Select your project.
In the Manage view for a project, you can run an app by clicking on one of the two buttons:
Start Analysis - This lets you pick a single app to run, or to create a single-use disposable workflow.
Add/New Workflow - This creates a new workflow capable of running multiple stages of apps. This allows you to string together multiple analysis steps that depend on each other.
Let's build a workflow using the two apps we've installed.
Click Add/New Workflow.
Click Add a Step in the view that opens.
Click on BWA-MEM FASTQ Read Mapper and FreeBayes Variant Caller, in that order. Note: the workflow progresses from top to bottom. If you added apps in the wrong order, you can click and drag on steps in the workflow to change their order.
Set the inputs for the BWA-MEM FASTQ Read Mapper step.
Click on the box for Reads (
*.fq.gz). Add the
SRR100022_20_1.fq.gz file. Note that the workflow only allows you to add files which match the file extensions specified by the input.
Since the SRR100022 exome was sequenced using paired-end sequencing, we will need to provide the right-mates of the first set of reads. Click on the box for Reads (right mates) (
*.fq.gz). Add the
SRR100022_20_2.fq.gz file. If you are using your own data and your data is from a single-end sequencing experiment, this input is optional.
Click on the box for BWA reference genome index. Note that a field opens up and displays Suggestions for input files. Select the Reference Genomes link from the Suggestions (the name may vary depending on your region) and navigate to the folder named
H. Sapiens - GRCh37 - b37 (1000 Genomes Phase I). Select the
Note that the BWA-MEM FASTQ Read Mapper app only takes as input a file with the extension
*.bwa-index.tar.gz which is a TAR archive file containing all the sequence index files as previously output by the BWA indexer. (Indexing is a one-time operation that needs to be performed to a reference genome sequence in order for it to be usable by BWA).
You can find more information about the app and/or configure the BWA-MEM FASTQ Read Mapper app further by clicking on the black box with the icon for the app, which opens the parameters. In this case, the parameters correspond to options that you could supply if you were to run the BWA-MEM program locally.
NOTE: The data selector for app inputs can contain a Suggestions section. For inputs which may use public reference data (i.e. reference genomes, indices for DNAnexus-provided read mappers, gene annotations), DNAnexus-provided apps often provide a path to a folder containing this data for your convenience.

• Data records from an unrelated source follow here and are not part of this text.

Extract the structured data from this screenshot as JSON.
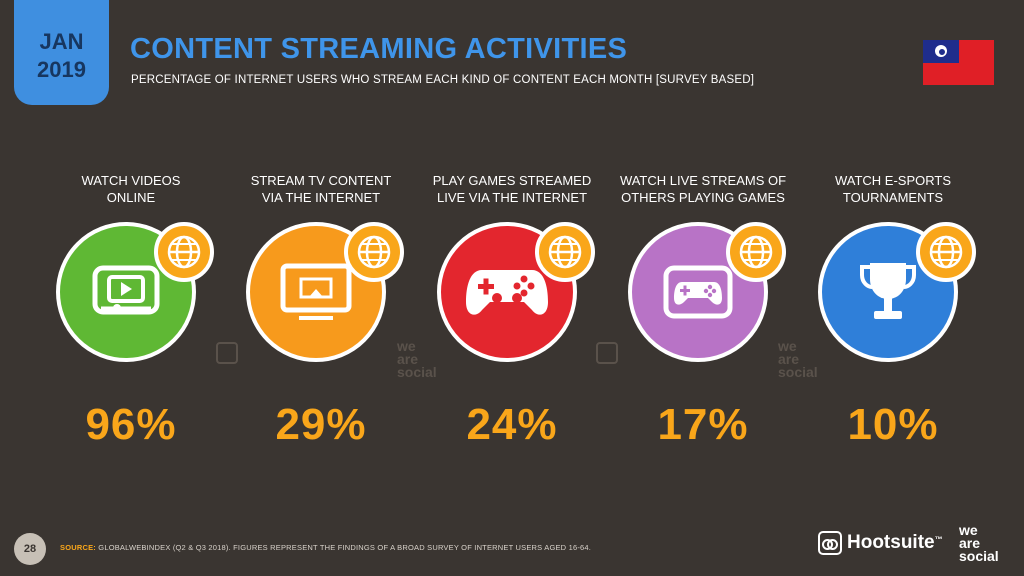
{
  "header": {
    "date_month": "JAN",
    "date_year": "2019",
    "title": "CONTENT STREAMING ACTIVITIES",
    "subtitle": "PERCENTAGE OF INTERNET USERS WHO STREAM EACH KIND OF CONTENT EACH MONTH [SURVEY BASED]"
  },
  "items": [
    {
      "label_line1": "WATCH VIDEOS",
      "label_line2": "ONLINE",
      "value": "96%",
      "color": "#5fb834",
      "icon": "video-play-icon"
    },
    {
      "label_line1": "STREAM TV CONTENT",
      "label_line2": "VIA THE INTERNET",
      "value": "29%",
      "color": "#f79a1c",
      "icon": "tv-airplay-icon"
    },
    {
      "label_line1": "PLAY GAMES STREAMED",
      "label_line2": "LIVE VIA THE INTERNET",
      "value": "24%",
      "color": "#e3262e",
      "icon": "gamepad-icon"
    },
    {
      "label_line1": "WATCH LIVE STREAMS OF",
      "label_line2": "OTHERS PLAYING GAMES",
      "value": "17%",
      "color": "#b873c6",
      "icon": "screen-gamepad-icon"
    },
    {
      "label_line1": "WATCH E-SPORTS",
      "label_line2": "TOURNAMENTS",
      "value": "10%",
      "color": "#2f7fd9",
      "icon": "trophy-icon"
    }
  ],
  "watermark": {
    "line1": "we",
    "line2": "are",
    "line3": "social"
  },
  "footer": {
    "page_number": "28",
    "source_label": "SOURCE:",
    "source_text": " GLOBALWEBINDEX (Q2 & Q3 2018). FIGURES REPRESENT THE FINDINGS OF A BROAD SURVEY OF INTERNET USERS AGED 16-64.",
    "hootsuite": "Hootsuite",
    "hootsuite_tm": "™",
    "was_line1": "we",
    "was_line2": "are",
    "was_line3": "social"
  },
  "colors": {
    "accent": "#3f95ea",
    "value": "#f9a61a",
    "background": "#3a3531"
  }
}
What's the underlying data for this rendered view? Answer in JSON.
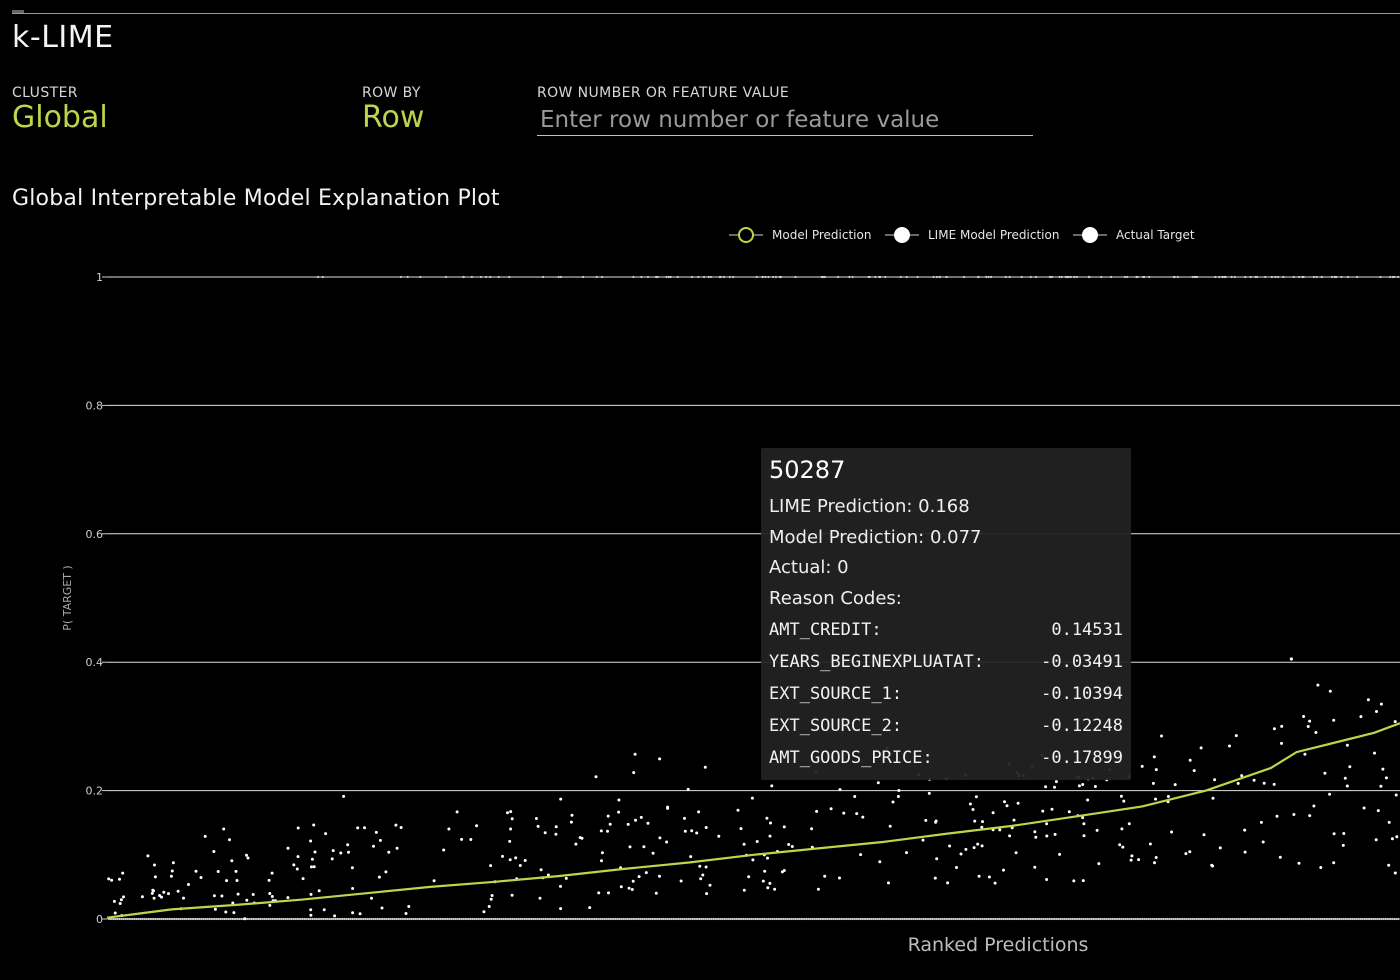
{
  "app": {
    "title": "k-LIME"
  },
  "controls": {
    "cluster": {
      "label": "CLUSTER",
      "value": "Global"
    },
    "row_by": {
      "label": "ROW BY",
      "value": "Row"
    },
    "search": {
      "label": "ROW NUMBER OR FEATURE VALUE",
      "placeholder": "Enter row number or feature value",
      "value": ""
    }
  },
  "plot": {
    "title": "Global Interpretable Model Explanation Plot"
  },
  "colors": {
    "accent": "#bfd44a",
    "model_line": "#bfd44a",
    "lime_points": "#ffffff",
    "actual_points": "#cfcfcf",
    "grid": "#e0e0e0",
    "tooltip_bg": "#222222"
  },
  "tooltip": {
    "id": "50287",
    "lines": [
      "LIME Prediction: 0.168",
      "Model Prediction: 0.077",
      "Actual: 0",
      "Reason Codes:"
    ],
    "reason_codes": [
      {
        "name": "AMT_CREDIT:",
        "value": "0.14531"
      },
      {
        "name": "YEARS_BEGINEXPLUATAT:",
        "value": "-0.03491"
      },
      {
        "name": "EXT_SOURCE_1:",
        "value": "-0.10394"
      },
      {
        "name": "EXT_SOURCE_2:",
        "value": "-0.12248"
      },
      {
        "name": "AMT_GOODS_PRICE:",
        "value": "-0.17899"
      }
    ]
  },
  "chart_data": {
    "type": "scatter",
    "title": "Global Interpretable Model Explanation Plot",
    "xlabel": "Ranked Predictions",
    "ylabel": "P( TARGET )",
    "ylim": [
      0,
      1
    ],
    "yticks": [
      0,
      0.2,
      0.4,
      0.6,
      0.8,
      1
    ],
    "ytick_labels": [
      "0",
      "0.2",
      "0.4",
      "0.6",
      "0.8",
      "1"
    ],
    "grid": true,
    "legend": {
      "placement": "top-center",
      "entries": [
        "Model Prediction",
        "LIME Model Prediction",
        "Actual Target"
      ]
    },
    "series": [
      {
        "name": "Model Prediction",
        "kind": "line",
        "rank_pct": [
          0,
          5,
          10,
          15,
          20,
          25,
          30,
          35,
          40,
          45,
          50,
          55,
          60,
          65,
          70,
          75,
          80,
          85,
          90,
          92,
          95,
          98,
          100
        ],
        "values": [
          0.002,
          0.015,
          0.022,
          0.03,
          0.04,
          0.05,
          0.058,
          0.067,
          0.078,
          0.088,
          0.1,
          0.11,
          0.12,
          0.133,
          0.145,
          0.16,
          0.175,
          0.2,
          0.235,
          0.26,
          0.275,
          0.29,
          0.305
        ]
      },
      {
        "name": "LIME Model Prediction",
        "kind": "scatter",
        "count": 420,
        "range_note_by_rank": [
          [
            0,
            0.0,
            0.08
          ],
          [
            20,
            0.0,
            0.15
          ],
          [
            40,
            0.02,
            0.2
          ],
          [
            60,
            0.05,
            0.22
          ],
          [
            80,
            0.06,
            0.28
          ],
          [
            100,
            0.05,
            0.35
          ]
        ]
      },
      {
        "name": "Actual Target",
        "kind": "scatter",
        "values_allowed": [
          0,
          1
        ]
      }
    ]
  }
}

Now, let's set the input for the FreeBayes Variant Caller step. Drag the output of the BWA-MEM FASTQ Read Mapper app to the Sorted Mappings (
*.bam) input of the FreeBayes Variant Caller app to indicate that the two apps should be connected in series.
The FreeBayes Variant Caller app has an additional required
Genome input to specify a file, in gzipped FASTA format, with the reference genome that the reads were mapped against. Click on the
Genome input field, select the
DNAnexus Reference Genomes: AWS US-east project from the "Suggestions" area at the bottom of file selector, then select
H. Sapiens - GRCh37 - B37 (1000 Genomes Phase I)/human_g1k_v37.fa.gz file.
Select Save to save your configurations and close the dialogue box.
You are now ready to run the workflow by selecting Start Analysis, followed by Run Analysis to launch both stages of the workflow. In this example, the BWA-MEM FASTQ Read Mapper app will start executing immediately, and the FreeBayes Variant Caller app will start after the BWA-MEM FASTQ Read Mapper job has finished.
After starting the job, you can monitor its progress by selecting the Monitor tab. This page lists all the jobs that have been launched in your project.
When the workflow completes, the outputs will be deposited into a new folder in your project with the same name as your workflow. (You can also select a different folder for the outputs to go into by clicking on the app in the workflow and setting the Output Folder field.)
If you wish, you can run this workflow on the full SRR100022 exome, available in the
SRR100022 folder in the Demo Data project. It will take a proportionately longer amount of time to map the reads and call variants using the same workflow on this larger data set.